In the 1993 Harold Ramis classic “Groundhog Day,” Bill Murray’s Phil goes it alone. He’s the only one doomed to repeating the same day, over and over and OVER, while the townsfolk of Punxsutawney as well as Phil’s producer (and eventual love interest) Rita and his cameraman Larry are all oblivious to their roles in Phil’s time-lock spiritual journey.
It would be folly to discuss the smart and charming and wickedly funny “Palm Springs” without noting the obvious influence of “Groundhog Day,” but there are variations on the main theme, most notably in that Andy Samberg’s Nyles isn’t the only one repeating the same day on a continual loop. Well, he WAS alone, for hundreds and hundreds of days, but now he has company after inadvertently dragging a stranger named Sarah into the vortex — and to say Sarah’s not happy about it doesn’t begin to describe her reaction.
Like “Groundhog Day” (and “Edge of Tomorrow” and “Happy Death Day” and “Russian Doll” and in a way “50 First Dates”), “Palm Springs” is a comedy/drama with a metaphysical twist, and the formula has rarely been mined to such resounding success. This is one of the funniest movies of the year AND one of the most romantic movies as well, thanks to the sure-handed and light directorial touch of Max Barbakow; a nomination-worthy screenplay by Andy Siara; the immensely charming lead performances by Samberg as Nyles and Cristin Milioti, and a great supporting cast led by J.K Simmons, Peter Gallagher and Camila Mendes.

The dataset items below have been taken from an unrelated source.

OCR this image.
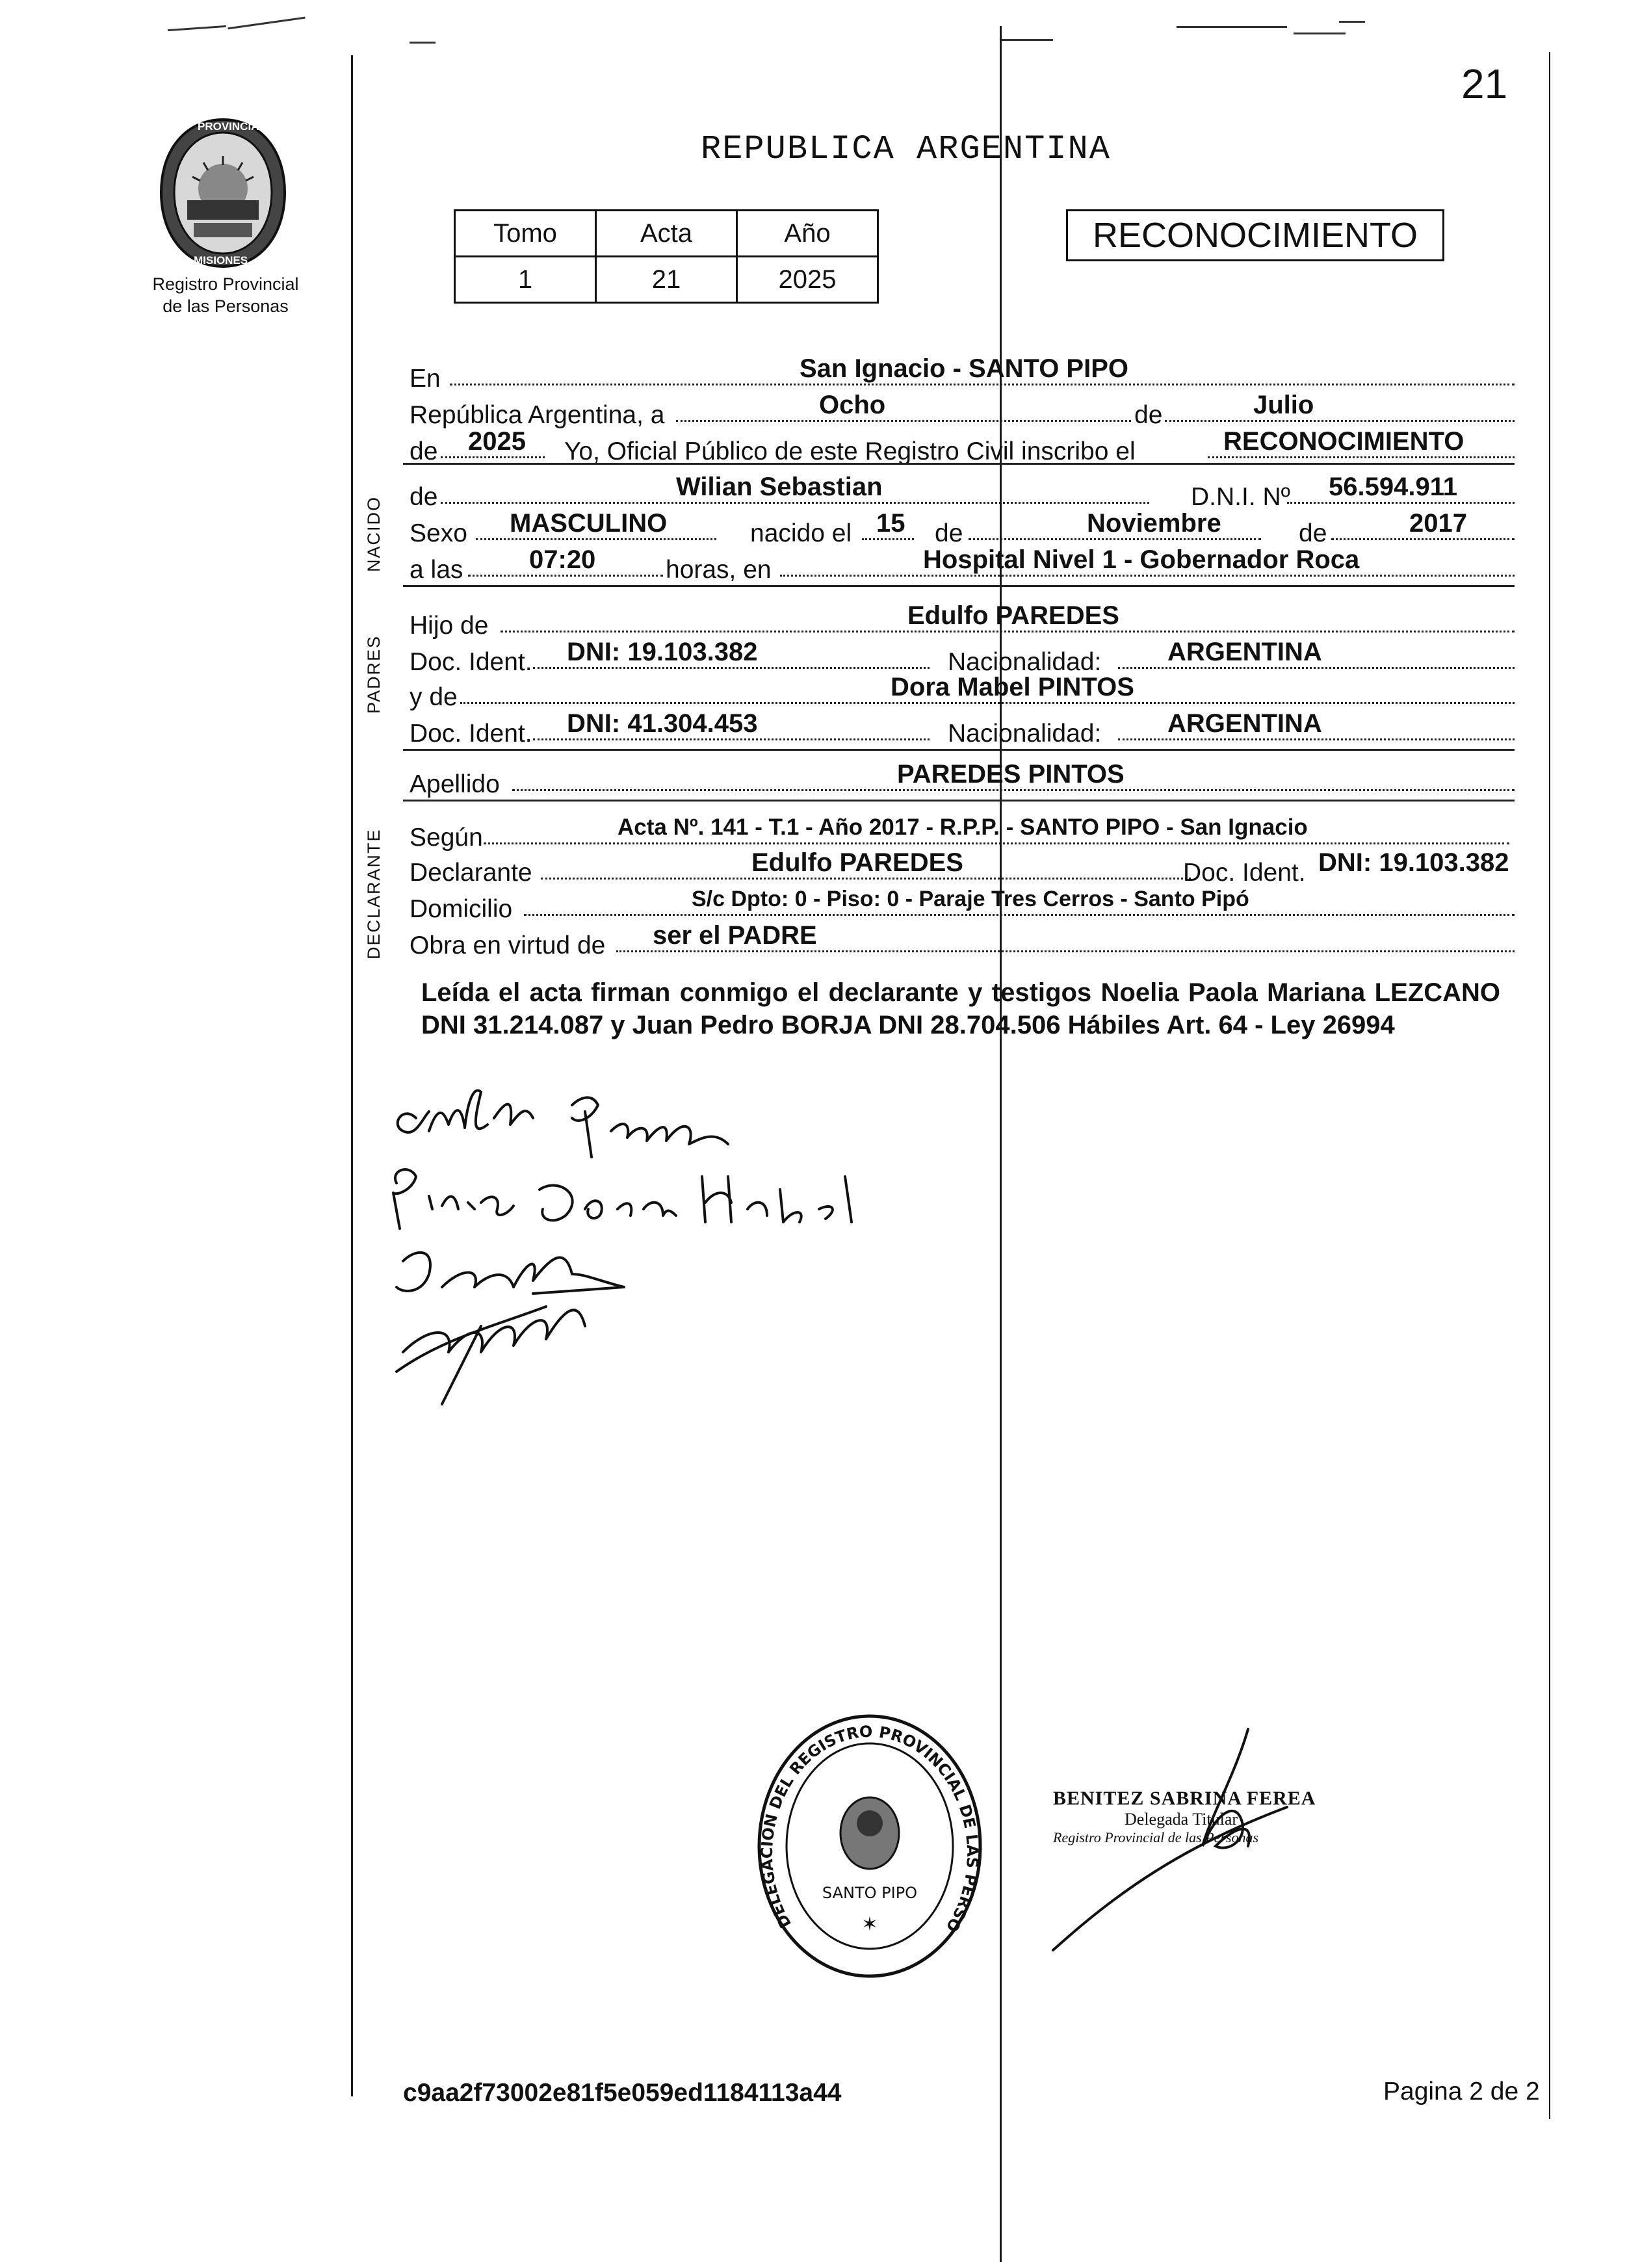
21
PROVINCIA
MISIONES
Registro Provincial
de las Personas
REPUBLICA ARGENTINA
Tomo	Acta	Año
1	21	2025
RECONOCIMIENTO
NACIDO
PADRES
DECLARANTE
En	San Ignacio - SANTO PIPO
República Argentina, a	Ocho	de	Julio
de 2025 Yo, Oficial Público de este Registro Civil inscribo el	RECONOCIMIENTO
de	Wilian Sebastian	D.N.I. Nº 56.594.911
Sexo MASCULINO	nacido el 15 de	Noviembre	de	2017
a las	07:20	horas, en	Hospital Nivel 1 - Gobernador Roca
Hijo de	Edulfo PAREDES
Doc. Ident. DNI: 19.103.382	Nacionalidad:	ARGENTINA
y de	Dora Mabel PINTOS
Doc. Ident. DNI: 41.304.453	Nacionalidad:	ARGENTINA
Apellido	PAREDES PINTOS
Según	Acta Nº. 141 - T.1 - Año 2017 - R.P.P. - SANTO PIPO - San Ignacio
Declarante	Edulfo PAREDES	Doc. Ident. DNI: 19.103.382
Domicilio	S/c Dpto: 0 - Piso: 0 - Paraje Tres Cerros - Santo Pipó
Obra en virtud de ser el PADRE
Leída el acta firman conmigo el declarante y testigos Noelia Paola Mariana LEZCANO DNI 31.214.087 y Juan Pedro BORJA DNI 28.704.506 Hábiles Art. 64 - Ley 26994
DELEGACION DEL REGISTRO PROVINCIAL DE LAS PERSO
SANTO PIPO
✶
BENITEZ SABRINA FEREA
Delegada Titular
Registro Provincial de las Personas
c9aa2f73002e81f5e059ed1184113a44	Pagina 2 de 2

“Palm Springs” hits the ground running, with Samberg’s Nyles already trapped in the same 24 hours — Saturday, Nov. 9, the wedding day of Tala (Mendes) and Abe (Tyler Hoechlin). Nyles is there as the plus-one of his girlfriend, Misty (Meredith Hagne), an irritatingly self-consumed Instagram model who wakes up Nyles, reluctantly agrees to have sex with him, and then cuts short the lovemaking because she doesn’t want to smudge her makeup and she needs to get ready for the big day.
This happens. Every. Morning.
The first time we see Nyles living it up at the posh, outdoor wedding reception, it’s clear he has on some level come to accept and even embrace his inexplicable predicament. He’s clad in inappropriate yellow shorts and bright Hawaiian shirt, he shocks the guests and the staffers with how much he knows about their lives (shades of the diner scene in “Groundhog Day”) and he executes some elaborately choreographed dance moves based on his knowledge of exactly how everyone else is about to move. (Samberg’s perfectly timed comedic dance routine is in the tradition of Chaplin and Groucho Marx; it’s just . . . great.)

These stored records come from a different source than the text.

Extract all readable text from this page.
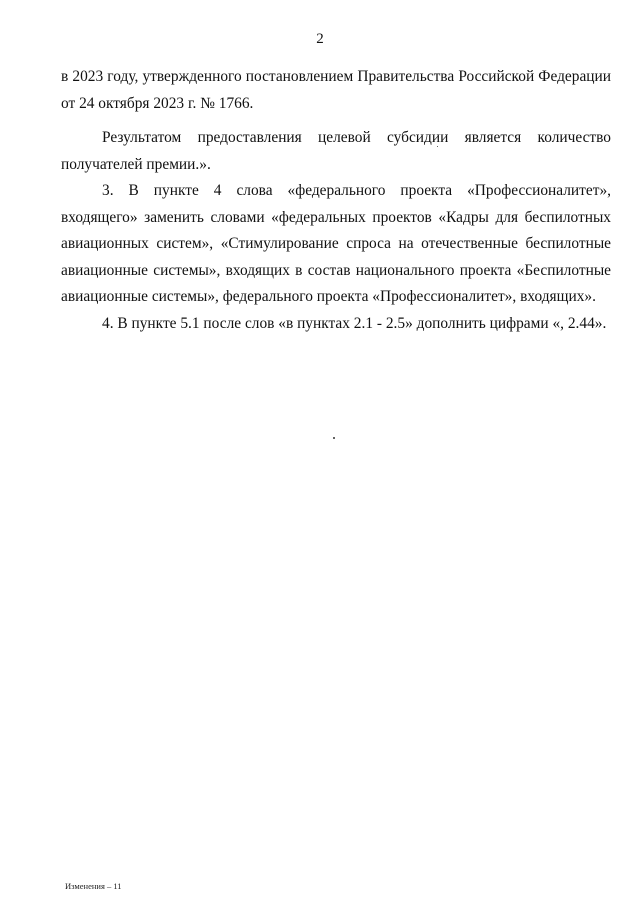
2

в 2023 году, утвержденного постановлением Правительства Российской Федерации от 24 октября 2023 г. № 1766.

Результатом предоставления целевой субсидии является количество получателей премии.».

3. В пункте 4 слова «федерального проекта «Профессионалитет», входящего» заменить словами «федеральных проектов «Кадры для беспилотных авиационных систем», «Стимулирование спроса на отечественные беспилотные авиационные системы», входящих в состав национального проекта «Беспилотные авиационные системы», федерального проекта «Профессионалитет», входящих».

4. В пункте 5.1 после слов «в пунктах 2.1 - 2.5» дополнить цифрами «, 2.44».

Изменения – 11
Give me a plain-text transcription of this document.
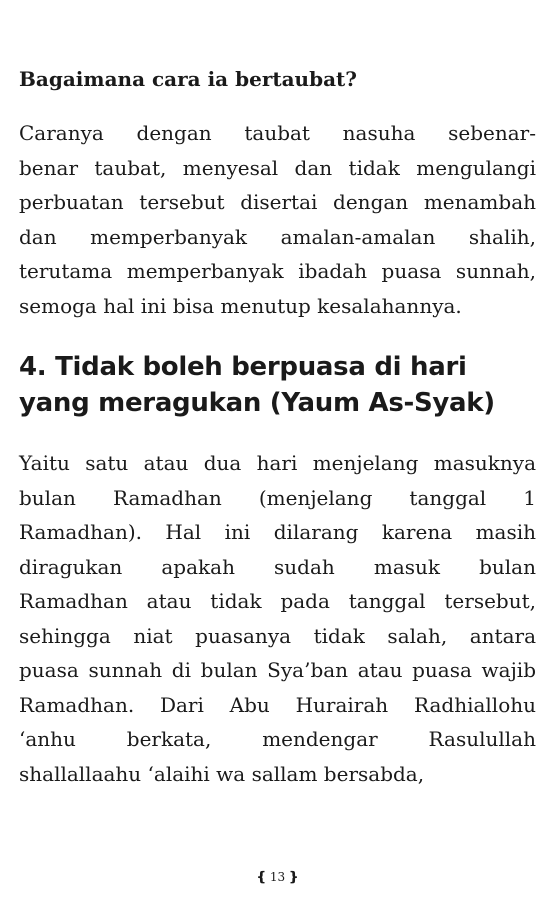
Bagaimana cara ia bertaubat?

Caranya dengan taubat nasuha sebenar-
benar taubat, menyesal dan tidak mengulangi
perbuatan tersebut disertai dengan menambah
dan memperbanyak amalan-amalan shalih,
terutama memperbanyak ibadah puasa sunnah,
semoga hal ini bisa menutup kesalahannya.

4. Tidak boleh berpuasa di hari
yang meragukan (Yaum As-Syak)

Yaitu satu atau dua hari menjelang masuknya
bulan Ramadhan (menjelang tanggal 1
Ramadhan). Hal ini dilarang karena masih
diragukan apakah sudah masuk bulan
Ramadhan atau tidak pada tanggal tersebut,
sehingga niat puasanya tidak salah, antara
puasa sunnah di bulan Sya’ban atau puasa wajib
Ramadhan. Dari Abu Hurairah Radhiallohu
‘anhu berkata, mendengar Rasulullah
shallallaahu ‘alaihi wa sallam bersabda,

❴ 13 ❵
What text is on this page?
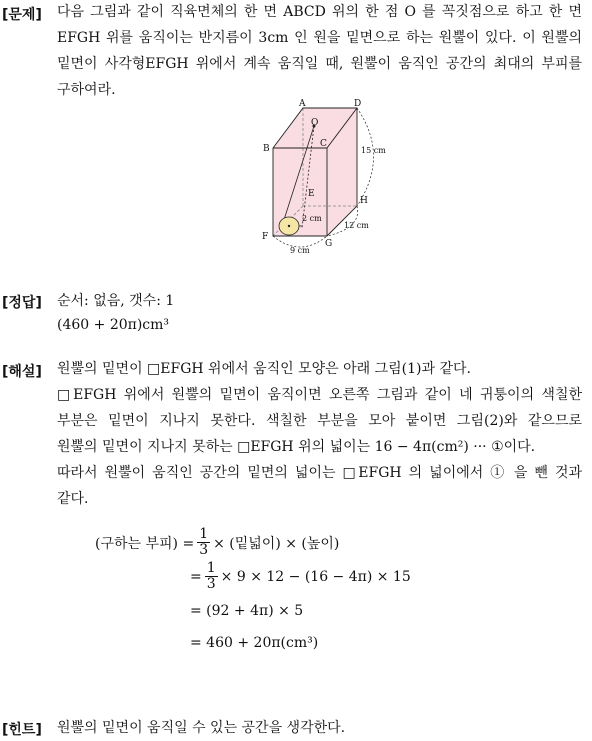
[문제] 다음 그림과 같이 직육면체의 한 면 ABCD 위의 한 점 O 를 꼭짓점으로 하고 한 면
EFGH 위를 움직이는 반지름이 3cm 인 원을 밑면으로 하는 원뿔이 있다. 이 원뿔의
밑면이 사각형EFGH 위에서 계속 움직일 때, 원뿔이 움직인 공간의 최대의 부피를
구하여라.
A	D
O
B	C
E
H
F
G
15 cm
2 cm
12 cm
9 cm
[정답] 순서: 없음, 갯수: 1
(460 + 20π)cm³
[해설] 원뿔의 밑면이 □EFGH 위에서 움직인 모양은 아래 그림(1)과 같다.
□EFGH 위에서 원뿔의 밑면이 움직이면 오른쪽 그림과 같이 네 귀퉁이의 색칠한
부분은 밑면이 지나지 못한다. 색칠한 부분을 모아 붙이면 그림(2)와 같으므로
원뿔의 밑면이 지나지 못하는 □EFGH 위의 넓이는 16 − 4π(cm²) ··· ①이다.
따라서 원뿔이 움직인 공간의 밑면의 넓이는 □EFGH 의 넓이에서 ① 을 뺀 것과
같다.
(구하는 부피) = $\frac{1}{3}$ × (밑넓이) × (높이)
= $\frac{1}{3} \times 9 \times 12 - (16 - 4\pi) \times 15$
= (92 + 4π) × 5
= 460 + 20π(cm³)
[힌트] 원뿔의 밑면이 움직일 수 있는 공간을 생각한다.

Not that it’s all existential bliss for Nyles. For one thing, a mysteriously and apparently insane madman named Roy (Simmons), armed with a bow and arrows, keeps on surfacing with the intention of killing Nyles, who of course can’t actually be killed. And then there’s Sarah (Milioti), the bride’s older sister, who reacts to suddenly being trapped in the time loop with a series of f-bombs.
Samberg and Milioti have a winning chemistry as their characters bicker and banter and quibble, eventually form an alliance, and then of course consider the possibility of romance. Nyles has given up hope of breaking the spell or even trying to understand it; hey, if they happen to see dinosaurs in the distance on the beach one night, so be it. Sarah, meanwhile, studies quantum physics in search of a real-world solution.
Simmons does his trademark thing of taking a small-ish role and turning it into something memorable, especially in a late scene where we learn the truth about Roy’s life. As the father of the bride, Gallagher is in his comfort zone as well. Who wears expensive sweaters and oozes middle-aged, upper-class condescension better than Peter Gallagher?
“Palm Springs” doesn’t get bogged down in the who or why of what has happened to Nyles and then Sarah; how could it? We just go with it, and whether or not these two ever make it back to the other side, we hope they wind up together, because they are great together.